5−4「予報はあくまで予報です」

「…本当、その機能さえあれば医者いらずね」


 【修復】で意識を取り戻した千丈さんは自分の腕や足にできていた凍傷が消えていることを確認し、感嘆の声を漏らす。

 

 …怪獣を【転送】した後、私は千丈さんを連れて山小屋に戻っていた。


『だから【上】は【修復】を使用するのに1時間の猶予しか与えんのだ。人類の自主的な発展を目標に据えているから、そう簡単に進んだ技術をホイホイと渡すことはできないと未だにごねるぐらいでな』


 そう言いつつも【師匠】は『ま、今回の【怪獣予報】についてはまだまだ改善の余地がありそうだが』と付け加えた。


 …それにしても疑問が残る。

 どうして怪獣が出現しただけで私は幻覚を見たのだろうか?


「その原因はおそらく風による超低周波音と矛盾脱衣のせいね」

  

 千丈さんは、夜食のミネストローネを作りながら教えてくれる。


 …小屋の風速計によれば、怪獣発生時の最大瞬間風速は60m。


 私もフル装備で飛ばされそうになったが、それほどの強い風が周囲に吹いていると超低周波音という耳には聞こえない低周波が発生し、影響にさらされた人間はパニックや動悸など体調変化を起こしてしまうのだと千丈さんは語った。

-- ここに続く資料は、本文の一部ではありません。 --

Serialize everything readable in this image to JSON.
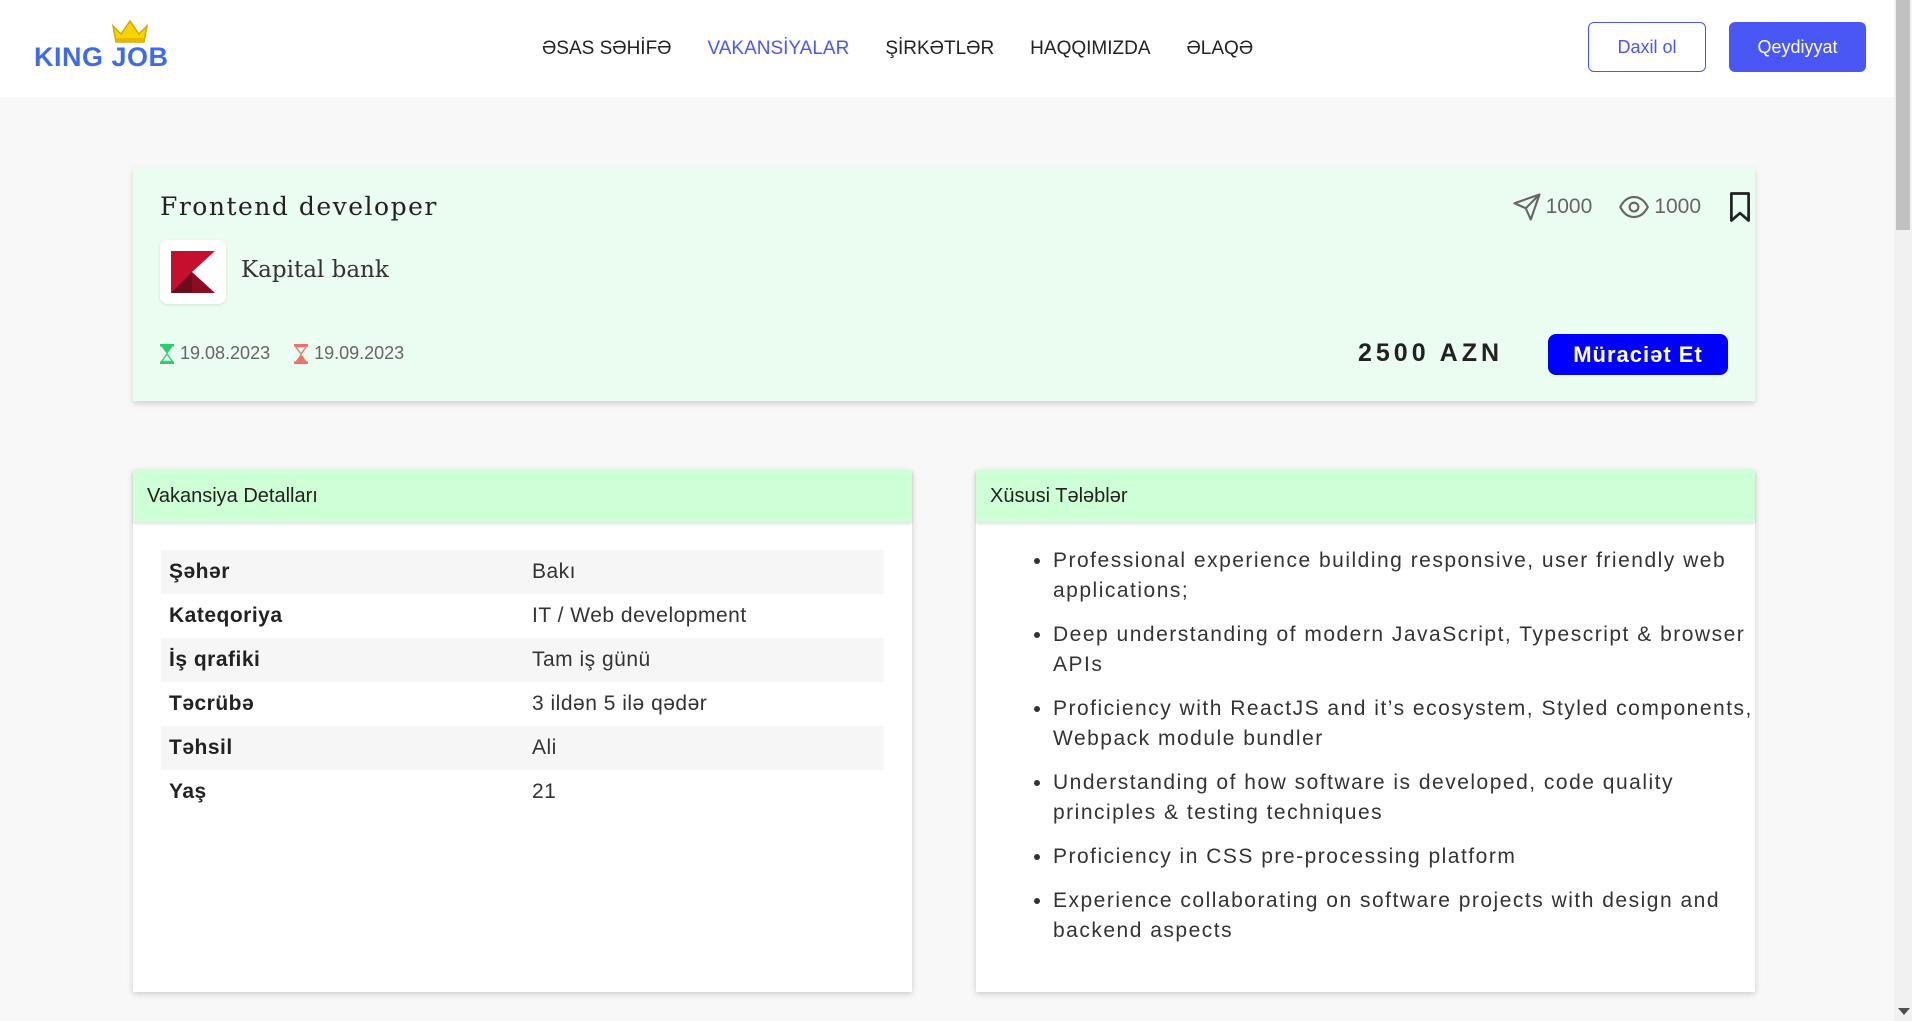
{
  "brand": {
    "name": "KING JOB",
    "crown_icon": "crown-icon",
    "color": "#3f6be9"
  },
  "nav": {
    "items": [
      {
        "label": "ƏSAS SƏHİFƏ"
      },
      {
        "label": "VAKANSİYALAR",
        "active": true
      },
      {
        "label": "ŞİRKƏTLƏR"
      },
      {
        "label": "HAQQIMIZDA"
      },
      {
        "label": "ƏLAQƏ"
      }
    ]
  },
  "auth": {
    "login_label": "Daxil ol",
    "register_label": "Qeydiyyat",
    "accent": "#4a57f5"
  },
  "job": {
    "title": "Frontend developer",
    "company": "Kapital bank",
    "applications": "1000",
    "views": "1000",
    "start_date": "19.08.2023",
    "end_date": "19.09.2023",
    "salary": "2500 AZN",
    "apply_label": "Müraciət Et",
    "icons": {
      "applications": "send-icon",
      "views": "eye-icon",
      "bookmark": "bookmark-icon",
      "start": "hourglass-green-icon",
      "end": "hourglass-red-icon"
    }
  },
  "details": {
    "heading": "Vakansiya Detalları",
    "rows": [
      {
        "key": "Şəhər",
        "value": "Bakı"
      },
      {
        "key": "Kateqoriya",
        "value": "IT / Web development"
      },
      {
        "key": "İş qrafiki",
        "value": "Tam iş günü"
      },
      {
        "key": "Təcrübə",
        "value": "3 ildən 5 ilə qədər"
      },
      {
        "key": "Təhsil",
        "value": "Ali"
      },
      {
        "key": "Yaş",
        "value": "21"
      }
    ]
  },
  "requirements": {
    "heading": "Xüsusi Tələblər",
    "items": [
      "Professional experience building responsive, user friendly web applications;",
      "Deep understanding of modern JavaScript, Typescript & browser APIs",
      "Proficiency with ReactJS and it’s ecosystem, Styled components, Webpack module bundler",
      "Understanding of how software is developed, code quality principles & testing techniques",
      "Proficiency in CSS pre-processing platform",
      "Experience collaborating on software projects with design and backend aspects"
    ]
  }
}
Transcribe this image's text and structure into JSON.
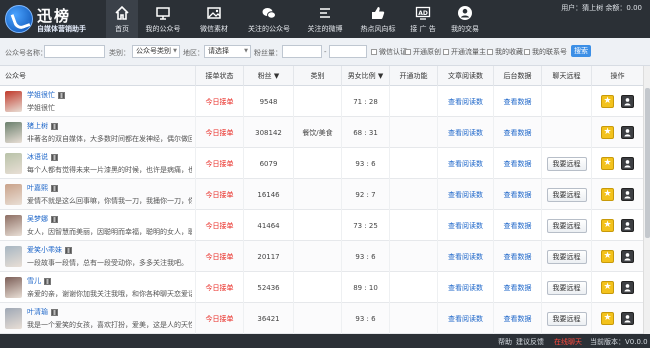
{
  "app": {
    "logo_title": "迅榜",
    "logo_sub": "自媒体营销助手",
    "user_line": "用户：猜上树  余额：0.00",
    "version": "当前版本：V0.0.0"
  },
  "nav": [
    {
      "label": "首页",
      "icon": "home-icon",
      "active": true
    },
    {
      "label": "我的公众号",
      "icon": "monitor-icon",
      "active": false
    },
    {
      "label": "微信素材",
      "icon": "image-icon",
      "active": false
    },
    {
      "label": "关注的公众号",
      "icon": "wechat-icon",
      "active": false
    },
    {
      "label": "关注的微博",
      "icon": "list-icon",
      "active": false
    },
    {
      "label": "热点风向标",
      "icon": "thumb-up-icon",
      "active": false
    },
    {
      "label": "接 广 告",
      "icon": "ad-icon",
      "active": false
    },
    {
      "label": "我的交易",
      "icon": "user-icon",
      "active": false
    }
  ],
  "filter": {
    "account_label": "公众号名称：",
    "account_placeholder": "",
    "category_label": "类别：",
    "category_value": "公众号类别",
    "region_label": "地区：",
    "region_value": "请选择",
    "fans_label": "粉丝量：",
    "fans_min": "",
    "fans_sep": "-",
    "fans_max": "",
    "checks": [
      "微信认证",
      "开通原创",
      "开通流量主",
      "我的收藏",
      "我的联系号"
    ],
    "search_label": "搜索"
  },
  "table": {
    "headers": [
      "公众号",
      "接单状态",
      "粉丝 ▼",
      "类别",
      "男女比例 ▼",
      "开通功能",
      "文章阅读数",
      "后台数据",
      "聊天远程",
      "操作"
    ],
    "rows": [
      {
        "name": "学姐很忙",
        "desc": "学姐很忙",
        "status": "今日接单",
        "fans": "9548",
        "category": "",
        "ratio": "71 : 28",
        "feature": "",
        "read": "查看阅读数",
        "backend": "查看数据",
        "chat": "",
        "avatar": "#c0392b"
      },
      {
        "name": "猪上树",
        "desc": "非著名的双自媒体，大多数时间都在发神经，偶尔做回人",
        "status": "今日接单",
        "fans": "308142",
        "category": "餐饮/美食",
        "ratio": "68 : 31",
        "feature": "",
        "read": "查看阅读数",
        "backend": "查看数据",
        "chat": "",
        "avatar": "#6a7f6d"
      },
      {
        "name": "冰语说",
        "desc": "每个人都有觉得未来一片漆黑的时候，也许是病痛，也许",
        "status": "今日接单",
        "fans": "6079",
        "category": "",
        "ratio": "93 : 6",
        "feature": "",
        "read": "查看阅读数",
        "backend": "查看数据",
        "chat": "我要远程",
        "avatar": "#b8c2a8"
      },
      {
        "name": "叶嘉熙",
        "desc": "爱情不就是这么回事嘛，你情我一刀，我捅你一刀，你捅",
        "status": "今日接单",
        "fans": "16146",
        "category": "",
        "ratio": "92 : 7",
        "feature": "",
        "read": "查看阅读数",
        "backend": "查看数据",
        "chat": "我要远程",
        "avatar": "#c9a28a"
      },
      {
        "name": "吴梦娜",
        "desc": "女人，因智慧而美丽，因聪明而幸福，聪明的女人，聪明",
        "status": "今日接单",
        "fans": "41464",
        "category": "",
        "ratio": "73 : 25",
        "feature": "",
        "read": "查看阅读数",
        "backend": "查看数据",
        "chat": "我要远程",
        "avatar": "#8d6e63"
      },
      {
        "name": "爱笑小乖妹",
        "desc": "一段故事一段情，总有一段受动你，多多关注我吧。",
        "status": "今日接单",
        "fans": "20117",
        "category": "",
        "ratio": "93 : 6",
        "feature": "",
        "read": "查看阅读数",
        "backend": "查看数据",
        "chat": "我要远程",
        "avatar": "#a7b6c2"
      },
      {
        "name": "雪儿",
        "desc": "亲爱的亲，谢谢你加我关注我哦，和你各种聊天恋爱话",
        "status": "今日接单",
        "fans": "52436",
        "category": "",
        "ratio": "89 : 10",
        "feature": "",
        "read": "查看阅读数",
        "backend": "查看数据",
        "chat": "我要远程",
        "avatar": "#7b5e57"
      },
      {
        "name": "叶清瑜",
        "desc": "我是一个爱笑的女孩，喜欢打扮，爱美，这是人的天性，",
        "status": "今日接单",
        "fans": "36421",
        "category": "",
        "ratio": "93 : 6",
        "feature": "",
        "read": "查看阅读数",
        "backend": "查看数据",
        "chat": "我要远程",
        "avatar": "#9fa8b5"
      }
    ]
  },
  "status": {
    "help": "帮助",
    "feedback": "建议反馈",
    "online_chat": "在线聊天"
  }
}
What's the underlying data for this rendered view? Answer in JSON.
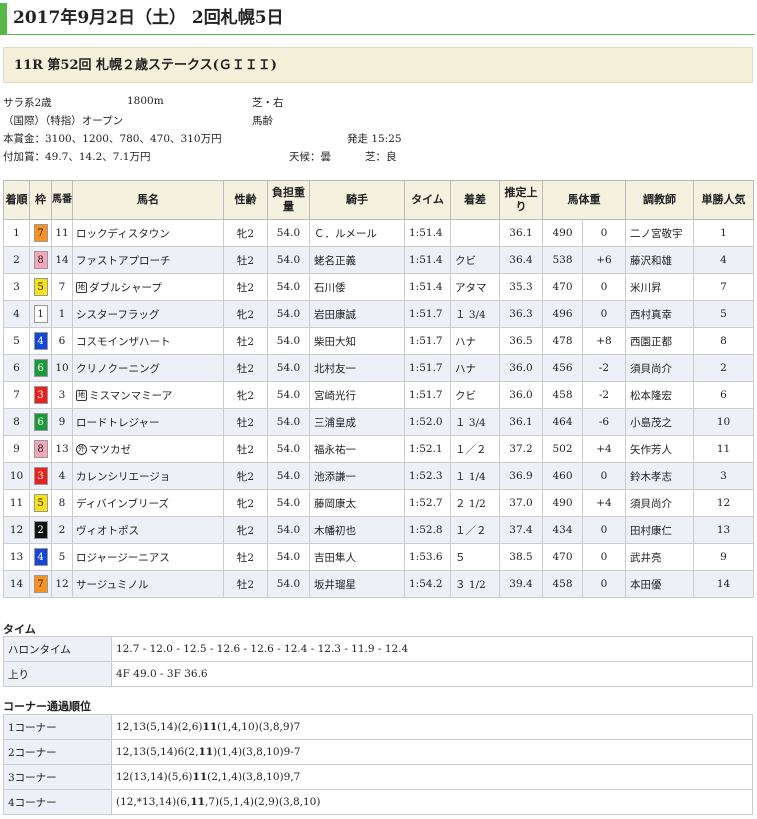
{
  "header": {
    "title": "2017年9月2日（土） 2回札幌5日"
  },
  "race": {
    "title": "11R 第52回 札幌２歳ステークス(ＧＩＩＩ)"
  },
  "conditions": {
    "class": "サラ系2歳",
    "distance": "1800m",
    "surface": "芝・右",
    "entry": "（国際）（特指）オープン",
    "weight_rule": "馬齢",
    "prize": "本賞金：3100、1200、780、470、310万円",
    "post_time": "発走 15:25",
    "bonus": "付加賞：49.7、14.2、7.1万円",
    "weather": "天候：曇",
    "going": "芝：良"
  },
  "colors": {
    "waku": {
      "1": "#ffffff",
      "2": "#111111",
      "3": "#e8221d",
      "4": "#1547d6",
      "5": "#f7e21a",
      "6": "#1c9a3a",
      "7": "#f79221",
      "8": "#f3a7b8"
    }
  },
  "table": {
    "headers": [
      "着順",
      "枠",
      "馬番",
      "馬名",
      "性齢",
      "負担重量",
      "騎手",
      "タイム",
      "着差",
      "推定上り",
      "馬体重",
      "調教師",
      "単勝人気"
    ],
    "rows": [
      {
        "rank": "1",
        "waku": "7",
        "num": "11",
        "tag": "",
        "name": "ロックディスタウン",
        "sex": "牝2",
        "wt": "54.0",
        "jockey": "Ｃ．ルメール",
        "time": "1:51.4",
        "margin": "",
        "last": "36.1",
        "bw": "490",
        "diff": "0",
        "trainer": "二ノ宮敬宇",
        "pop": "1"
      },
      {
        "rank": "2",
        "waku": "8",
        "num": "14",
        "tag": "",
        "name": "ファストアプローチ",
        "sex": "牡2",
        "wt": "54.0",
        "jockey": "蛯名正義",
        "time": "1:51.4",
        "margin": "クビ",
        "last": "36.4",
        "bw": "538",
        "diff": "+6",
        "trainer": "藤沢和雄",
        "pop": "4"
      },
      {
        "rank": "3",
        "waku": "5",
        "num": "7",
        "tag": "地",
        "name": "ダブルシャープ",
        "sex": "牡2",
        "wt": "54.0",
        "jockey": "石川倭",
        "time": "1:51.4",
        "margin": "アタマ",
        "last": "35.3",
        "bw": "470",
        "diff": "0",
        "trainer": "米川昇",
        "pop": "7"
      },
      {
        "rank": "4",
        "waku": "1",
        "num": "1",
        "tag": "",
        "name": "シスターフラッグ",
        "sex": "牝2",
        "wt": "54.0",
        "jockey": "岩田康誠",
        "time": "1:51.7",
        "margin": "１ 3/4",
        "last": "36.3",
        "bw": "496",
        "diff": "0",
        "trainer": "西村真幸",
        "pop": "5"
      },
      {
        "rank": "5",
        "waku": "4",
        "num": "6",
        "tag": "",
        "name": "コスモインザハート",
        "sex": "牡2",
        "wt": "54.0",
        "jockey": "柴田大知",
        "time": "1:51.7",
        "margin": "ハナ",
        "last": "36.5",
        "bw": "478",
        "diff": "+8",
        "trainer": "西園正都",
        "pop": "8"
      },
      {
        "rank": "6",
        "waku": "6",
        "num": "10",
        "tag": "",
        "name": "クリノクーニング",
        "sex": "牡2",
        "wt": "54.0",
        "jockey": "北村友一",
        "time": "1:51.7",
        "margin": "ハナ",
        "last": "36.0",
        "bw": "456",
        "diff": "-2",
        "trainer": "須貝尚介",
        "pop": "2"
      },
      {
        "rank": "7",
        "waku": "3",
        "num": "3",
        "tag": "地",
        "name": "ミスマンマミーア",
        "sex": "牝2",
        "wt": "54.0",
        "jockey": "宮崎光行",
        "time": "1:51.7",
        "margin": "クビ",
        "last": "36.0",
        "bw": "458",
        "diff": "-2",
        "trainer": "松本隆宏",
        "pop": "6"
      },
      {
        "rank": "8",
        "waku": "6",
        "num": "9",
        "tag": "",
        "name": "ロードトレジャー",
        "sex": "牡2",
        "wt": "54.0",
        "jockey": "三浦皇成",
        "time": "1:52.0",
        "margin": "１ 3/4",
        "last": "36.1",
        "bw": "464",
        "diff": "-6",
        "trainer": "小島茂之",
        "pop": "10"
      },
      {
        "rank": "9",
        "waku": "8",
        "num": "13",
        "tag": "外",
        "name": "マツカゼ",
        "sex": "牡2",
        "wt": "54.0",
        "jockey": "福永祐一",
        "time": "1:52.1",
        "margin": "１／２",
        "last": "37.2",
        "bw": "502",
        "diff": "+4",
        "trainer": "矢作芳人",
        "pop": "11"
      },
      {
        "rank": "10",
        "waku": "3",
        "num": "4",
        "tag": "",
        "name": "カレンシリエージョ",
        "sex": "牝2",
        "wt": "54.0",
        "jockey": "池添謙一",
        "time": "1:52.3",
        "margin": "１ 1/4",
        "last": "36.9",
        "bw": "460",
        "diff": "0",
        "trainer": "鈴木孝志",
        "pop": "3"
      },
      {
        "rank": "11",
        "waku": "5",
        "num": "8",
        "tag": "",
        "name": "ディバインブリーズ",
        "sex": "牝2",
        "wt": "54.0",
        "jockey": "藤岡康太",
        "time": "1:52.7",
        "margin": "２ 1/2",
        "last": "37.0",
        "bw": "490",
        "diff": "+4",
        "trainer": "須貝尚介",
        "pop": "12"
      },
      {
        "rank": "12",
        "waku": "2",
        "num": "2",
        "tag": "",
        "name": "ヴィオトポス",
        "sex": "牝2",
        "wt": "54.0",
        "jockey": "木幡初也",
        "time": "1:52.8",
        "margin": "１／２",
        "last": "37.4",
        "bw": "434",
        "diff": "0",
        "trainer": "田村康仁",
        "pop": "13"
      },
      {
        "rank": "13",
        "waku": "4",
        "num": "5",
        "tag": "",
        "name": "ロジャージーニアス",
        "sex": "牡2",
        "wt": "54.0",
        "jockey": "吉田隼人",
        "time": "1:53.6",
        "margin": "５",
        "last": "38.5",
        "bw": "470",
        "diff": "0",
        "trainer": "武井亮",
        "pop": "9"
      },
      {
        "rank": "14",
        "waku": "7",
        "num": "12",
        "tag": "",
        "name": "サージュミノル",
        "sex": "牡2",
        "wt": "54.0",
        "jockey": "坂井瑠星",
        "time": "1:54.2",
        "margin": "３ 1/2",
        "last": "39.4",
        "bw": "458",
        "diff": "0",
        "trainer": "本田優",
        "pop": "14"
      }
    ]
  },
  "times": {
    "title": "タイム",
    "rows": [
      {
        "label": "ハロンタイム",
        "value": "12.7 - 12.0 - 12.5 - 12.6 - 12.6 - 12.4 - 12.3 - 11.9 - 12.4"
      },
      {
        "label": "上り",
        "value": "4F 49.0 - 3F 36.6"
      }
    ]
  },
  "corners": {
    "title": "コーナー通過順位",
    "rows": [
      {
        "label": "1コーナー",
        "pre": "12,13(5,14)(2,6)",
        "bold": "11",
        "post": "(1,4,10)(3,8,9)7"
      },
      {
        "label": "2コーナー",
        "pre": "12,13(5,14)6(2,",
        "bold": "11",
        "post": ")(1,4)(3,8,10)9-7"
      },
      {
        "label": "3コーナー",
        "pre": "12(13,14)(5,6)",
        "bold": "11",
        "post": "(2,1,4)(3,8,10)9,7"
      },
      {
        "label": "4コーナー",
        "pre": "(12,*13,14)(6,",
        "bold": "11",
        "post": ",7)(5,1,4)(2,9)(3,8,10)"
      }
    ]
  }
}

「自然界では高所の開けたところに吹く冷たい風や風力発電やダムでも起きうるとも言われているけど統合失調症に似た症状を引き起こすから幻覚を見ることもあるのよ」


 また、服を脱ぐのは矛盾脱衣のせいだと彼女は説明した。


「風や寒さを感じて体が震えるのは体温を上げるための生理現象だけど人の体温が34℃よりも下がると体を温めようと血管が広がって逆に暑さを感じてしまうことがあるの。山で発見される遺体の中には服を脱いだ状態で見つかる人が稀にいるんだけど矛盾脱衣が原因だと言われているわ…でも脳の麻痺で異常代謝が起こったせいだとも、アドレナリンによる幻覚とも言われているから詳しいことはまだわかっていないのよね」


 私はそんな千丈さんの話を「ほへー」とただ呆然としながら聞く。

 手作りのミネストローネはとても美味しく私は何度もお代わりをした。

 

「今日は頑張ったからね。明日にはスノーモービルで山から降りるけど…朝に、少しだけ時間をもらっていい?」


 私はマカロニ入りのミネストローネを一口すすり「良いですけど」と答える。

 

 …そして、その翌朝。


『おお、すごいなあ!』

 

 私は【師匠】にも見えるようスマートフォンを構えながら雲海になった下界を見下ろした。隣の千丈さんも「いいでしょう?」とゴーグル下の眼を細める。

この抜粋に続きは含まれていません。